ROCAN Director Jeff Poleet — a new FFRF Lifetime Member — explained to Ratliff that ROCAN is a 501(c)(3) non-profit, just like a church and should not be denied the promotion.

Arkansas Matters reported that without the discount, Jackson said he couldn‘t afford the admission and ROCAN’s planned trip was canceled, crushing some kids’ hopes.

As a result of his conversation with Poleet, Ratliff chose to discontinue all discounts for the remainder of this season.

In a charge led by FFRF staff attorney Stephanie Schmitt, the group is claiming that the discount is illegal both at the state and the federal level (read the complaint letter that was sent to the business on August 2). The allegation at the basis of this claim? That religious groups are being charged less than secular groups, a form of discrimination in the minds of the FFRF’s leaders that is simply not to be tolerated.

The letter went on to highlight the organization’s views about the purportedly illegal practice in an effort to dissuade Ratliff from granting religious groups the discount come next season.

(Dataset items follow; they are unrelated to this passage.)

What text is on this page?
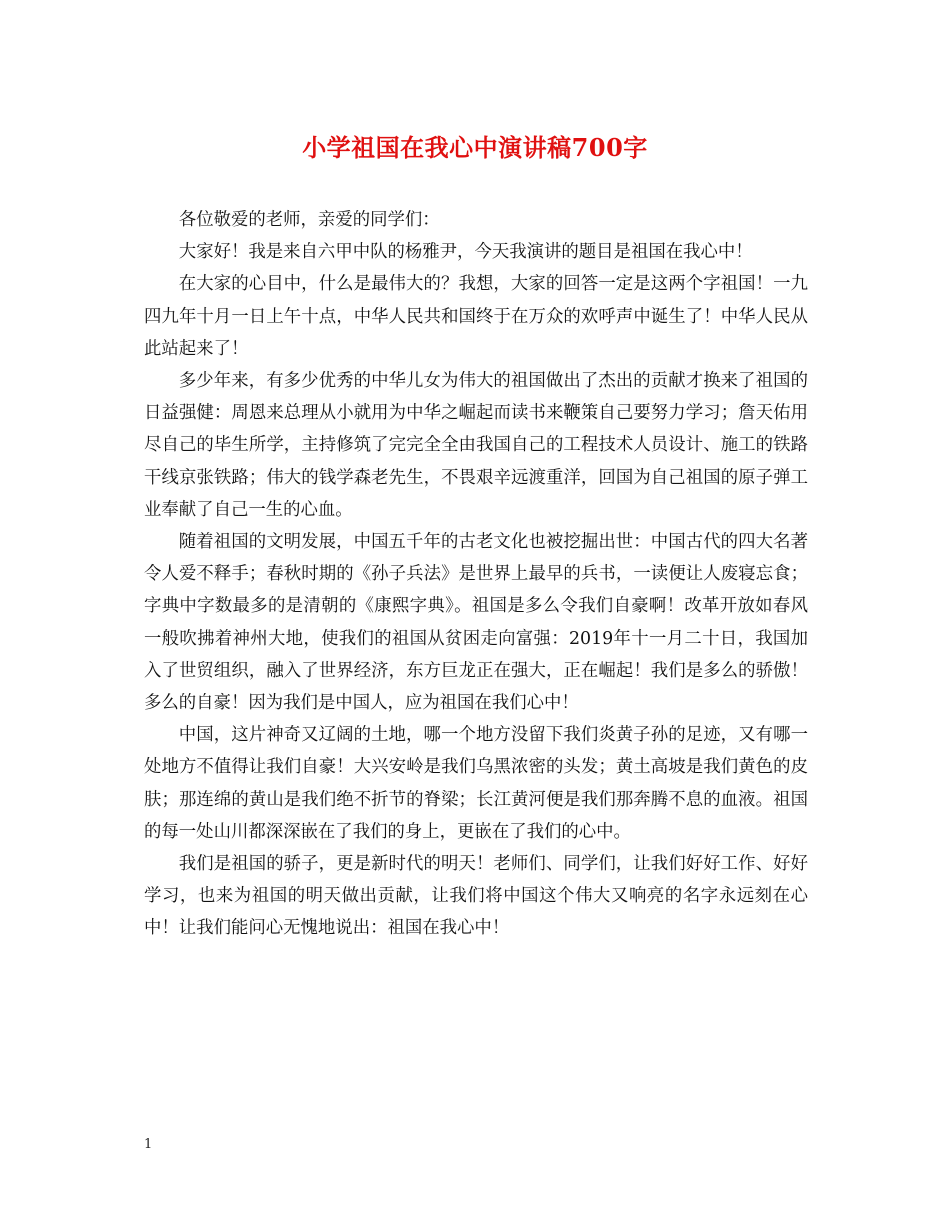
小学祖国在我心中演讲稿700字

各位敬爱的老师，亲爱的同学们：

大家好！我是来自六甲中队的杨雅尹，今天我演讲的题目是祖国在我心中！

在大家的心目中，什么是最伟大的？我想，大家的回答一定是这两个字祖国！一九四九年十月一日上午十点，中华人民共和国终于在万众的欢呼声中诞生了！中华人民从此站起来了！

多少年来，有多少优秀的中华儿女为伟大的祖国做出了杰出的贡献才换来了祖国的日益强健：周恩来总理从小就用为中华之崛起而读书来鞭策自己要努力学习；詹天佑用尽自己的毕生所学，主持修筑了完完全全由我国自己的工程技术人员设计、施工的铁路干线京张铁路；伟大的钱学森老先生，不畏艰辛远渡重洋，回国为自己祖国的原子弹工业奉献了自己一生的心血。

随着祖国的文明发展，中国五千年的古老文化也被挖掘出世：中国古代的四大名著令人爱不释手；春秋时期的《孙子兵法》是世界上最早的兵书，一读便让人废寝忘食；字典中字数最多的是清朝的《康熙字典》。祖国是多么令我们自豪啊！改革开放如春风一般吹拂着神州大地，使我们的祖国从贫困走向富强：2019年十一月二十日，我国加入了世贸组织，融入了世界经济，东方巨龙正在强大，正在崛起！我们是多么的骄傲！多么的自豪！因为我们是中国人，应为祖国在我们心中！

中国，这片神奇又辽阔的土地，哪一个地方没留下我们炎黄子孙的足迹，又有哪一处地方不值得让我们自豪！大兴安岭是我们乌黑浓密的头发；黄土高坡是我们黄色的皮肤；那连绵的黄山是我们绝不折节的脊梁；长江黄河便是我们那奔腾不息的血液。祖国的每一处山川都深深嵌在了我们的身上，更嵌在了我们的心中。

我们是祖国的骄子，更是新时代的明天！老师们、同学们，让我们好好工作、好好学习，也来为祖国的明天做出贡献，让我们将中国这个伟大又响亮的名字永远刻在心中！让我们能问心无愧地说出：祖国在我心中！

1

“We understand that you are discontinuing these discounts altogether at least for the duration of the year,” the letter reads. “We are concerned that the discriminatory discounts will be continued at a later time or will be covertly offered.”

Schmitt went on to ask the amusement park to respond with a letter outlining the steps the business is taking “to ensure this violation of federal and state law does not occur again.”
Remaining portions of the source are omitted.